Just look at Apache Knox, he says. “That was a tacit admission from the Hadoop community that Hadoop security has failed. Because what they’re saying is all we can do is secure the perimeter and what’s going on behind that perimeter it is fair game,” he says.
Jim Vogt, the CEO of Zettaset, has also been watching the security-related acquisitions with interest. “People are starting to give it attention,” he tells Datanami. “The elephant in the room is that the market is still early. And mainly that’s because a lot of these features are lacking. The biggest one is security.”
Zettaset has been selling its flagship Orchestrator product to the Hadoop community for the past two years. The software not only provides encryption for data at rest and in motion, but it provides high availability protection and helps automate the management and deployment of clusters, which are also crucial concerns. The company plans to support Hadoop 2 and YARN with its software by the end of the month.
Encryption is a hot topic in Hadoop at the moment, especially in regulated industries such as financial services, healthcare, and online retail. Another Hadoop encryption provider to keep your eyes on is Dataguise, which provides encryption not just for Hadoop but a range of enterprise platforms. Yesterday, the company launched a data governance solution that allows companies to declare policies, discover sensitive data, view and track entitlements, and audit access to data across all major platforms, Hadoop included.
The concept of Hadoop as a grand data lake where processing comes to the data and data no longer needs to be moved may be an interesting vision, but it’s not reality at the moment. Therefore, data policies need to be set and enforced in conjunction with other major platforms. “CISOs should not treat big data security in isolation, but require policies that encompass all data silos to avoid security chaos,” Gartner analysts Brian Lowans and Earl Perkins jointly stated.

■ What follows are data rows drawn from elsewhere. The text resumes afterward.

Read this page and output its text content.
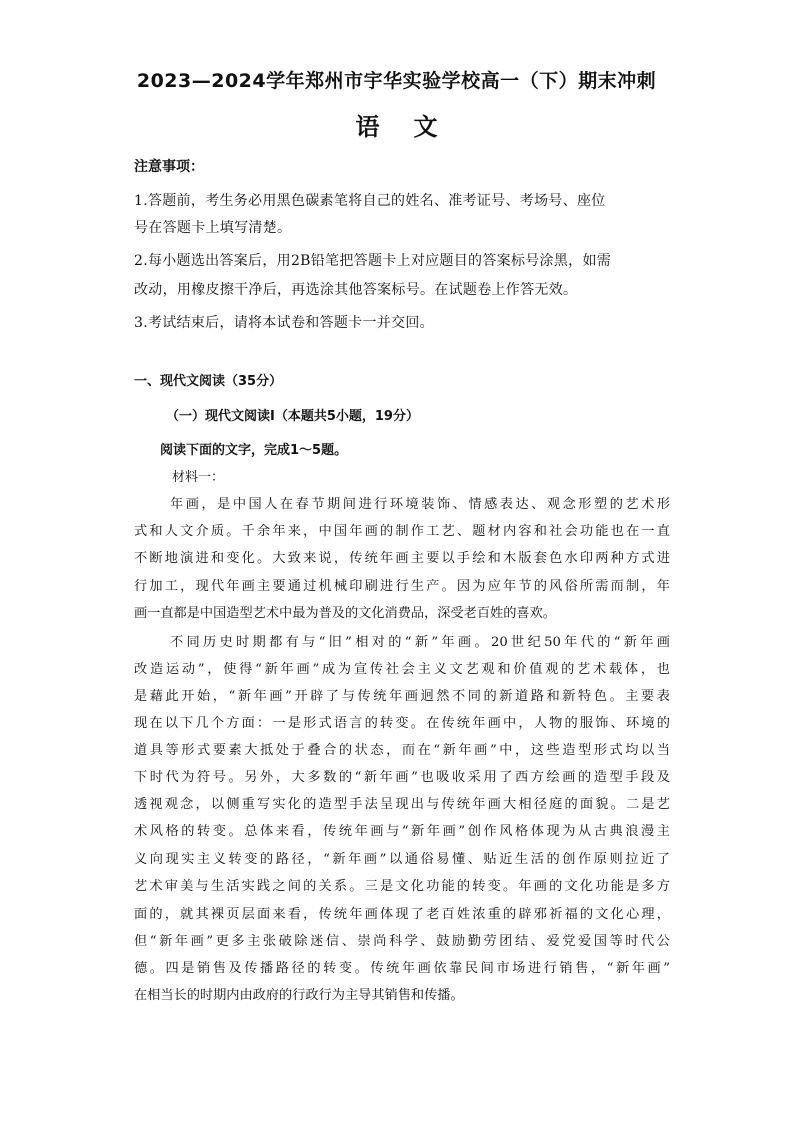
2023—2024学年郑州市宇华实验学校高一（下）期末冲刺
语 文
注意事项：
1.答题前，考生务必用黑色碳素笔将自己的姓名、准考证号、考场号、座位
号在答题卡上填写清楚。
2.每小题选出答案后，用2B铅笔把答题卡上对应题目的答案标号涂黑，如需
改动，用橡皮擦干净后，再选涂其他答案标号。在试题卷上作答无效。
3.考试结束后，请将本试卷和答题卡一并交回。
一、现代文阅读（35分）
（一）现代文阅读Ⅰ（本题共5小题，19分）
阅读下面的文字，完成1～5题。
材料一：
年画，是中国人在春节期间进行环境装饰、情感表达、观念形塑的艺术形
式和人文介质。千余年来，中国年画的制作工艺、题材内容和社会功能也在一直
不断地演进和变化。大致来说，传统年画主要以手绘和木版套色水印两种方式进
行加工，现代年画主要通过机械印刷进行生产。因为应年节的风俗所需而制，年
画一直都是中国造型艺术中最为普及的文化消费品，深受老百姓的喜欢。
不同历史时期都有与“旧”相对的“新”年画。20世纪50年代的“新年画
改造运动”，使得“新年画”成为宣传社会主义文艺观和价值观的艺术载体，也
是藉此开始，“新年画”开辟了与传统年画迥然不同的新道路和新特色。主要表
现在以下几个方面：一是形式语言的转变。在传统年画中，人物的服饰、环境的
道具等形式要素大抵处于叠合的状态，而在“新年画”中，这些造型形式均以当
下时代为符号。另外，大多数的“新年画”也吸收采用了西方绘画的造型手段及
透视观念，以侧重写实化的造型手法呈现出与传统年画大相径庭的面貌。二是艺
术风格的转变。总体来看，传统年画与“新年画”创作风格体现为从古典浪漫主
义向现实主义转变的路径，“新年画”以通俗易懂、贴近生活的创作原则拉近了
艺术审美与生活实践之间的关系。三是文化功能的转变。年画的文化功能是多方
面的，就其裸页层面来看，传统年画体现了老百姓浓重的辟邪祈福的文化心理，
但“新年画”更多主张破除迷信、崇尚科学、鼓励勤劳团结、爱党爱国等时代公
德。四是销售及传播路径的转变。传统年画依靠民间市场进行销售，“新年画”
在相当长的时期内由政府的行政行为主导其销售和传播。
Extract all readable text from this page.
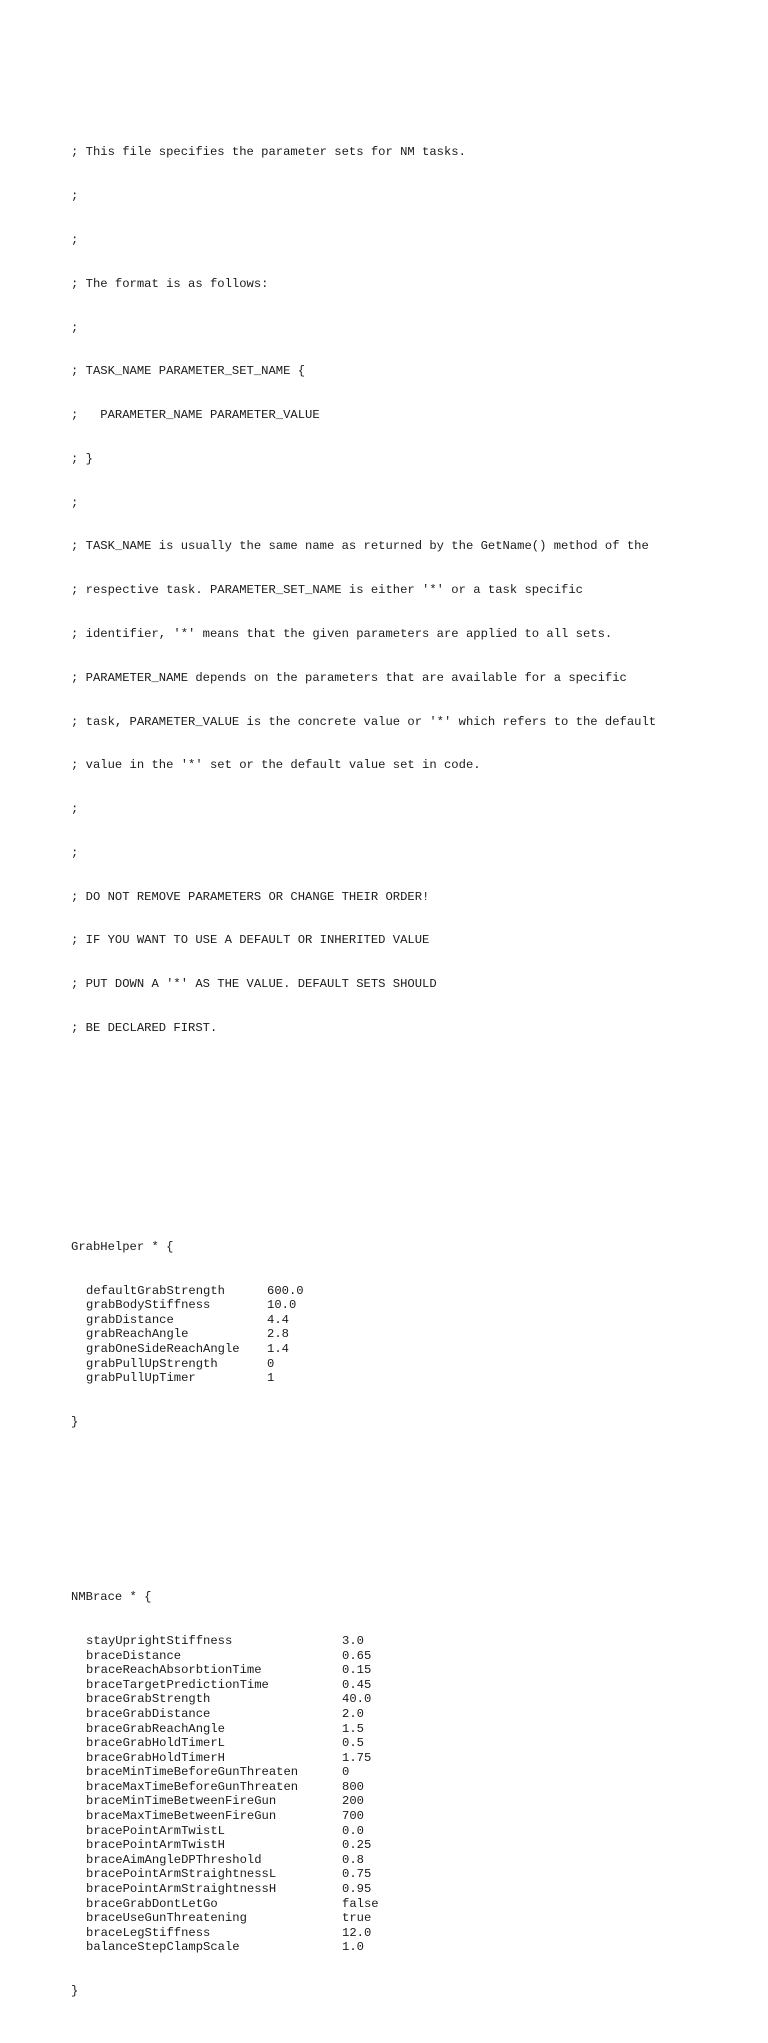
; This file specifies the parameter sets for NM tasks.

;

;

; The format is as follows:

;

; TASK_NAME PARAMETER_SET_NAME {

;   PARAMETER_NAME PARAMETER_VALUE

; }

;

; TASK_NAME is usually the same name as returned by the GetName() method of the

; respective task. PARAMETER_SET_NAME is either '*' or a task specific

; identifier, '*' means that the given parameters are applied to all sets.

; PARAMETER_NAME depends on the parameters that are available for a specific

; task, PARAMETER_VALUE is the concrete value or '*' which refers to the default

; value in the '*' set or the default value set in code.

;

;

; DO NOT REMOVE PARAMETERS OR CHANGE THEIR ORDER!

; IF YOU WANT TO USE A DEFAULT OR INHERITED VALUE

; PUT DOWN A '*' AS THE VALUE. DEFAULT SETS SHOULD

; BE DECLARED FIRST.

GrabHelper * {

defaultGrabStrength	600.0
grabBodyStiffness	10.0
grabDistance	4.4
grabReachAngle	2.8
grabOneSideReachAngle 1.4
grabPullUpStrength	0
grabPullUpTimer	1

}

NMBrace * {

stayUprightStiffness	3.0
braceDistance	0.65
braceReachAbsorbtionTime	0.15
braceTargetPredictionTime	0.45
braceGrabStrength	40.0
braceGrabDistance	2.0
braceGrabReachAngle	1.5
braceGrabHoldTimerL	0.5
braceGrabHoldTimerH	1.75
braceMinTimeBeforeGunThreaten	0
braceMaxTimeBeforeGunThreaten	800
braceMinTimeBetweenFireGun	200
braceMaxTimeBetweenFireGun	700
bracePointArmTwistL	0.0
bracePointArmTwistH	0.25
braceAimAngleDPThreshold	0.8
bracePointArmStraightnessL	0.75
bracePointArmStraightnessH	0.95
braceGrabDontLetGo	false
braceUseGunThreatening	true
braceLegStiffness	12.0
balanceStepClampScale	1.0

}
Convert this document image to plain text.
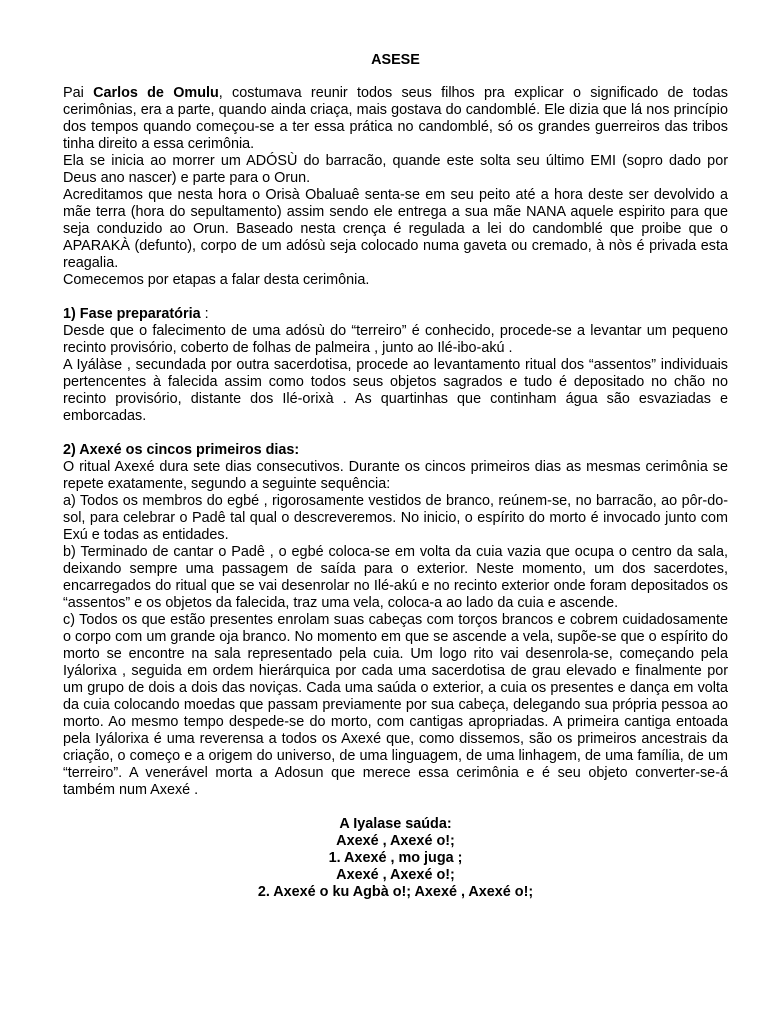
ASESE

Pai Carlos de Omulu, costumava reunir todos seus filhos pra explicar o significado de todas cerimônias, era a parte, quando ainda criaça, mais gostava do candomblé. Ele dizia que lá nos princípio dos tempos quando começou-se a ter essa prática no candomblé, só os grandes guerreiros das tribos tinha direito a essa cerimônia.

Ela se inicia ao morrer um ADÓSÙ do barracão, quande este solta seu último EMI (sopro dado por Deus ano nascer) e parte para o Orun.

Acreditamos que nesta hora o Orisà Obaluaê senta-se em seu peito até a hora deste ser devolvido a mãe terra (hora do sepultamento) assim sendo ele entrega a sua mãe NANA aquele espirito para que seja conduzido ao Orun. Baseado nesta crença é regulada a lei do candomblé que proibe que o APARAKÀ (defunto), corpo de um adósù seja colocado numa gaveta ou cremado, à nòs é privada esta reagalia.

Comecemos por etapas a falar desta cerimônia.

1) Fase preparatória :

Desde que o falecimento de uma adósù do “terreiro” é conhecido, procede-se a levantar um pequeno recinto provisório, coberto de folhas de palmeira , junto ao Ilé-ibo-akú .

A Iyálàse , secundada por outra sacerdotisa, procede ao levantamento ritual dos “assentos” individuais pertencentes à falecida assim como todos seus objetos sagrados e tudo é depositado no chão no recinto provisório, distante dos Ilé-orixà . As quartinhas que continham água são esvaziadas e emborcadas.

2) Axexé os cincos primeiros dias:

O ritual Axexé dura sete dias consecutivos. Durante os cincos primeiros dias as mesmas cerimônia se repete exatamente, segundo a seguinte sequência:

a) Todos os membros do egbé , rigorosamente vestidos de branco, reúnem-se, no barracão, ao pôr-do-sol, para celebrar o Padê tal qual o descreveremos. No inicio, o espírito do morto é invocado junto com Exú e todas as entidades.

b) Terminado de cantar o Padê , o egbé coloca-se em volta da cuia vazia que ocupa o centro da sala, deixando sempre uma passagem de saída para o exterior. Neste momento, um dos sacerdotes, encarregados do ritual que se vai desenrolar no Ilé-akú e no recinto exterior onde foram depositados os “assentos” e os objetos da falecida, traz uma vela, coloca-a ao lado da cuia e ascende.

c) Todos os que estão presentes enrolam suas cabeças com torços brancos e cobrem cuidadosamente o corpo com um grande oja branco. No momento em que se ascende a vela, supõe-se que o espírito do morto se encontre na sala representado pela cuia. Um logo rito vai desenrola-se, começando pela Iyálorixa , seguida em ordem hierárquica por cada uma sacerdotisa de grau elevado e finalmente por um grupo de dois a dois das noviças. Cada uma saúda o exterior, a cuia os presentes e dança em volta da cuia colocando moedas que passam previamente por sua cabeça, delegando sua própria pessoa ao morto. Ao mesmo tempo despede-se do morto, com cantigas apropriadas. A primeira cantiga entoada pela Iyálorixa é uma reverensa a todos os Axexé que, como dissemos, são os primeiros ancestrais da criação, o começo e a origem do universo, de uma linguagem, de uma linhagem, de uma família, de um “terreiro”. A venerável morta a Adosun que merece essa cerimônia e é seu objeto converter-se-á também num Axexé .

A Iyalase saúda:
Axexé , Axexé o!;
1. Axexé , mo juga ;
Axexé , Axexé o!;
2. Axexé o ku Agbà o!; Axexé , Axexé o!;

While Cloudera seeks to build out its own Hadoop security infrastructure and Hortonworks stresses the open source approach, third-party vendors appear to be gaining ground. While IBM offers several encryption and data masking products to its Hadoop users, it also partners with Zaloni for additional functionality.
Zettaset’s Vogt sees Cloudera/Intel/Gazzang as a considerable threat to his growing business (it currently has about 35 to 40 customers). But he doesn’t see open source projects getting close anytime soon.
It would be more convenient for the customer if security was developed in open source, Vogt says. “The problem is that just takes too long,” he says. “We’re about 18 months ahead [of open source] in terms of what we’re shipping.”
Encryption and key management, in particular, are tough nuts to crack when it comes to Hadoop. “We’ve been working on this for two years and there’s quite a bit involved in terms of solving some of the distributed architecture issues around security,” Vogt says. “That’s the secret sauce for us and that’s where we’re actively patenting technology.”
By the time open source catches up, Zettaset will have sped up its Hadoop encryption and delivered finer-grained management, Vogt says. “It’s going to take some time for them to get the amount of integration and scalability that we built natively into the infrastructure,” he says. “They’re just starting to take note that these are really some big issues with customers, and they have to have an answer for security, quite frankly.”